U-M Team Wins Learning Impact Award for IPE Data Tracking

The innovation was years in the making and a demonstration of great collaboration.

A data visualization collaboration between the Michigan Center for Interprofessional Education (IPE) and U-M Information & Technology Services (ITS) has received a 2022 bronze award from 1EdTech, a non-profit collaborative advancing education technology and learning impact. The project is: “Competency-Based Tracking for Interprofessional Education Leveraging Institutional Data.”

 Watch a short video the team submitted to the awards competition describing the project.

How the U-M team described the challenge behind their project:

Health care education has been largely siloed and there are calls to shift to a collaborative and coordinated approach. Health care education programs are embracing interprofessional education as a way to modernize the teaching of future care providers. The goal is to improve the quadruple aim of care: improved patient outcomes, improved patient experience, reduced health care costs, and improved provider well-being.

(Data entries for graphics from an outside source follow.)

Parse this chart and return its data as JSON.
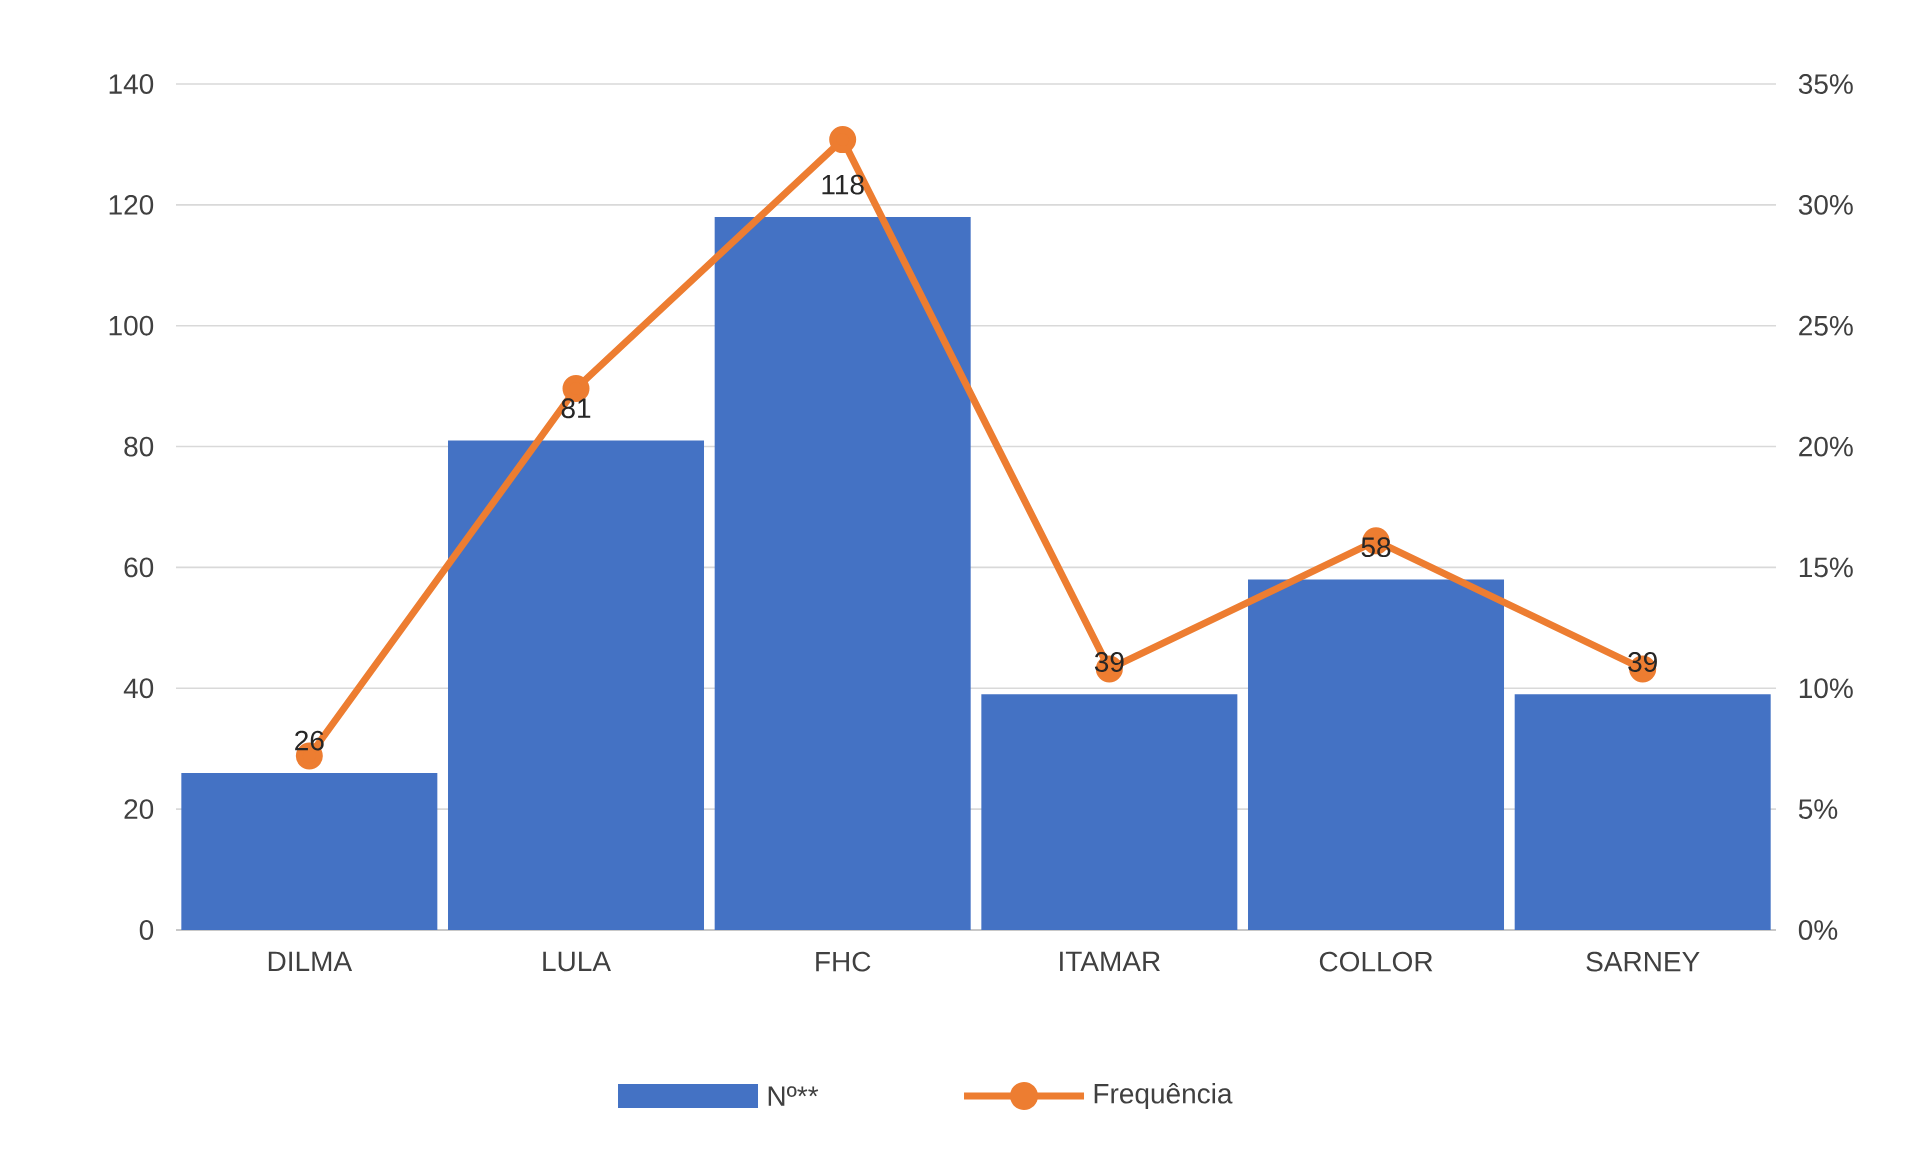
{
  "chart_data": {
    "type": "bar",
    "categories": [
      "DILMA",
      "LULA",
      "FHC",
      "ITAMAR",
      "COLLOR",
      "SARNEY"
    ],
    "series": [
      {
        "name": "Nº**",
        "color": "#4472c4",
        "values": [
          26,
          81,
          118,
          39,
          58,
          39
        ],
        "value_labels": [
          "26",
          "81",
          "118",
          "39",
          "58",
          "39"
        ]
      },
      {
        "name": "Frequência",
        "type": "line",
        "axis": "y2",
        "color": "#ed7d31",
        "marker": "circle",
        "values": [
          7.2,
          22.4,
          32.7,
          10.8,
          16.1,
          10.8
        ]
      }
    ],
    "ylim": [
      0,
      140
    ],
    "yticks": [
      0,
      20,
      40,
      60,
      80,
      100,
      120,
      140
    ],
    "y2lim": [
      0,
      35
    ],
    "y2ticks": [
      {
        "value": 0,
        "label": "0%"
      },
      {
        "value": 5,
        "label": "5%"
      },
      {
        "value": 10,
        "label": "10%"
      },
      {
        "value": 15,
        "label": "15%"
      },
      {
        "value": 20,
        "label": "20%"
      },
      {
        "value": 25,
        "label": "25%"
      },
      {
        "value": 30,
        "label": "30%"
      },
      {
        "value": 35,
        "label": "35%"
      }
    ],
    "grid": "y",
    "legend": "bottom"
  }
}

U-M’s Center for (IPE) has 5 defined IPE competencies that are tracked across approximately 35 IPE offerings and 5000 students from 10 schools across 3 campuses. With U-M’s growing number of IPE offerings, the Center for IPE faces the challenge of tracking offerings, student participation, and IPE competencies gained by learners. Tracking is further complicated because learning occurs using diverse formats including formal courses, online courses, modules embedded in courses, one-time events, and experiential settings.

The solution:

Recognizing that data existed in multiple places, the Center for IPE identified an opportunity to collaborate with U-M Information Technology and Services (ITS) to implement their vision for managing and bringing together data within and across programs, schools, and campuses. The team received an IP-X award in 2019 to work towards a solution. The resulting process leverages the learning outcomes in Canvas to allow for offerings and creating shell Canvas courses for all IPE offerings that fell outside of the traditional course offering format.

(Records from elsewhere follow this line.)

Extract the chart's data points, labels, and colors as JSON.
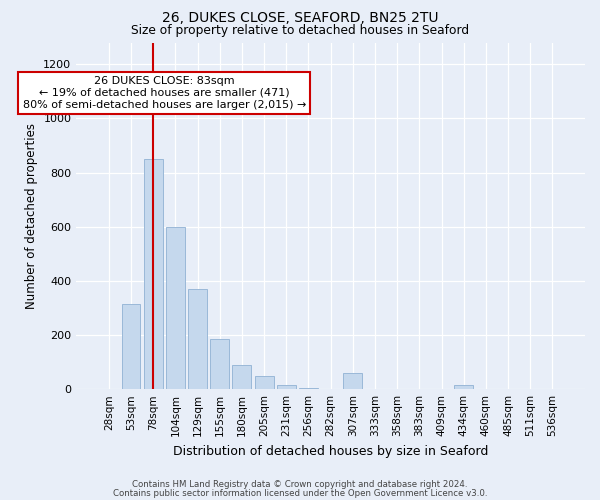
{
  "title1": "26, DUKES CLOSE, SEAFORD, BN25 2TU",
  "title2": "Size of property relative to detached houses in Seaford",
  "xlabel": "Distribution of detached houses by size in Seaford",
  "ylabel": "Number of detached properties",
  "categories": [
    "28sqm",
    "53sqm",
    "78sqm",
    "104sqm",
    "129sqm",
    "155sqm",
    "180sqm",
    "205sqm",
    "231sqm",
    "256sqm",
    "282sqm",
    "307sqm",
    "333sqm",
    "358sqm",
    "383sqm",
    "409sqm",
    "434sqm",
    "460sqm",
    "485sqm",
    "511sqm",
    "536sqm"
  ],
  "values": [
    0,
    315,
    850,
    600,
    370,
    185,
    90,
    50,
    15,
    5,
    0,
    60,
    0,
    0,
    0,
    0,
    15,
    0,
    0,
    0,
    0
  ],
  "bar_color": "#c5d8ed",
  "bar_edge_color": "#9ab8d8",
  "red_line_index": 2,
  "red_line_color": "#cc0000",
  "annotation_title": "26 DUKES CLOSE: 83sqm",
  "annotation_line1": "← 19% of detached houses are smaller (471)",
  "annotation_line2": "80% of semi-detached houses are larger (2,015) →",
  "annotation_box_color": "#ffffff",
  "annotation_box_edge": "#cc0000",
  "ylim": [
    0,
    1280
  ],
  "yticks": [
    0,
    200,
    400,
    600,
    800,
    1000,
    1200
  ],
  "fig_background": "#e8eef8",
  "plot_background": "#e8eef8",
  "footer1": "Contains HM Land Registry data © Crown copyright and database right 2024.",
  "footer2": "Contains public sector information licensed under the Open Government Licence v3.0."
}
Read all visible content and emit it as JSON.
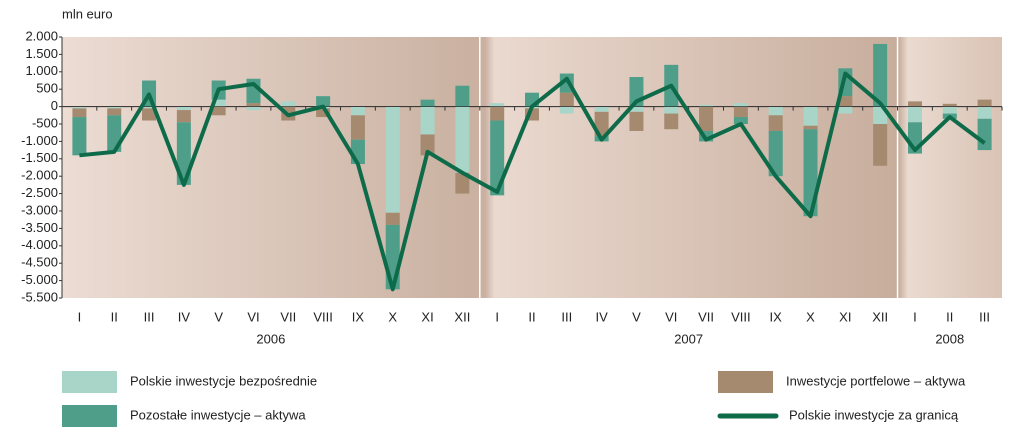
{
  "chart_data": {
    "type": "bar",
    "y_label": "mln euro",
    "categories": [
      "I",
      "II",
      "III",
      "IV",
      "V",
      "VI",
      "VII",
      "VIII",
      "IX",
      "X",
      "XI",
      "XII",
      "I",
      "II",
      "III",
      "IV",
      "V",
      "VI",
      "VII",
      "VIII",
      "IX",
      "X",
      "XI",
      "XII",
      "I",
      "II",
      "III"
    ],
    "years": [
      "2006",
      "2007",
      "2008"
    ],
    "series": [
      {
        "name": "Polskie inwestycje bezpośrednie",
        "color": "#a8d5c8",
        "values": [
          -50,
          -50,
          -50,
          -100,
          200,
          -100,
          150,
          -50,
          -250,
          -3050,
          -800,
          -1900,
          100,
          -50,
          -200,
          -150,
          -150,
          -200,
          50,
          100,
          -250,
          -550,
          -200,
          -500,
          -450,
          -200,
          -350
        ]
      },
      {
        "name": "Inwestycje portfelowe – aktywa",
        "color": "#a58a70",
        "values": [
          -250,
          -200,
          -350,
          -350,
          -250,
          100,
          -400,
          -250,
          -700,
          -350,
          -600,
          -600,
          -400,
          -350,
          400,
          -700,
          -550,
          -450,
          -700,
          -300,
          -450,
          -100,
          300,
          -1200,
          150,
          80,
          200
        ]
      },
      {
        "name": "Pozostałe inwestycje – aktywa",
        "color": "#4e9e8a",
        "values": [
          -1100,
          -1050,
          750,
          -1800,
          550,
          700,
          0,
          300,
          -700,
          -1850,
          200,
          600,
          -2150,
          400,
          550,
          -150,
          850,
          1200,
          -300,
          -200,
          -1300,
          -2500,
          800,
          1800,
          -900,
          -150,
          -900
        ]
      },
      {
        "name": "Polskie inwestycje za granicą",
        "type": "line",
        "color": "#0e6b4a",
        "values": [
          -1400,
          -1300,
          350,
          -2250,
          500,
          650,
          -250,
          0,
          -1650,
          -5250,
          -1300,
          -1900,
          -2450,
          0,
          800,
          -950,
          150,
          600,
          -950,
          -500,
          -2000,
          -3150,
          950,
          100,
          -1250,
          -300,
          -1050
        ]
      }
    ],
    "ylim": [
      -5500,
      2000
    ],
    "yticks": [
      {
        "value": 2000,
        "label": "2.000"
      },
      {
        "value": 1500,
        "label": "1.500"
      },
      {
        "value": 1000,
        "label": "1.000"
      },
      500,
      0,
      -500,
      {
        "value": -1000,
        "label": "-1.000"
      },
      {
        "value": -1500,
        "label": "-1.500"
      },
      {
        "value": -2000,
        "label": "-2.000"
      },
      {
        "value": -2500,
        "label": "-2.500"
      },
      {
        "value": -3000,
        "label": "-3.000"
      },
      {
        "value": -3500,
        "label": "-3.500"
      },
      {
        "value": -4000,
        "label": "-4.000"
      },
      {
        "value": -4500,
        "label": "-4.500"
      },
      {
        "value": -5000,
        "label": "-5.000"
      },
      {
        "value": -5500,
        "label": "-5.500"
      }
    ],
    "grid": false
  }
}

“This is a terrific example of administrative innovation,” said U-M Center for IPE director Raj Mangrulkar. “Building the critical infrastructure for us to share data across our schools isn’t easy to do. It requires creative thinking in IT, data systems, and integration with existing structures in order to visualize the progress of our learners in IPE. I’ve been really impressed with the collaboration between our IT staff in the schools and our Center, our faculty champions, and our university’s ITS unit in implementing this vision.”

The team is in the final stages of preparing this project for launch and utilization by the U-M campus. 

“It is a big step forward in being able to track IPE competencies that students achieve through diverse learning experiences from our different health science schools,” said Gundy Sweet, of the U-M  College of Pharmacy, and a leader on the project. “It will serve students, faculty, and administrators, particularly as all our professional schools require some level of reporting on IPE for accreditation.”

In addition to Sweet, key members of the project team include Vani Patterson (IPE Center), Melissa Gross (School of Kinesiology), Mark Fitzgerald (School of Dentistry), Dan Fischer (School of Social Work), Kate Weber (formerly School of Dentistry), Pushyami Gundala (ITS), and Jennifer Love (ITS).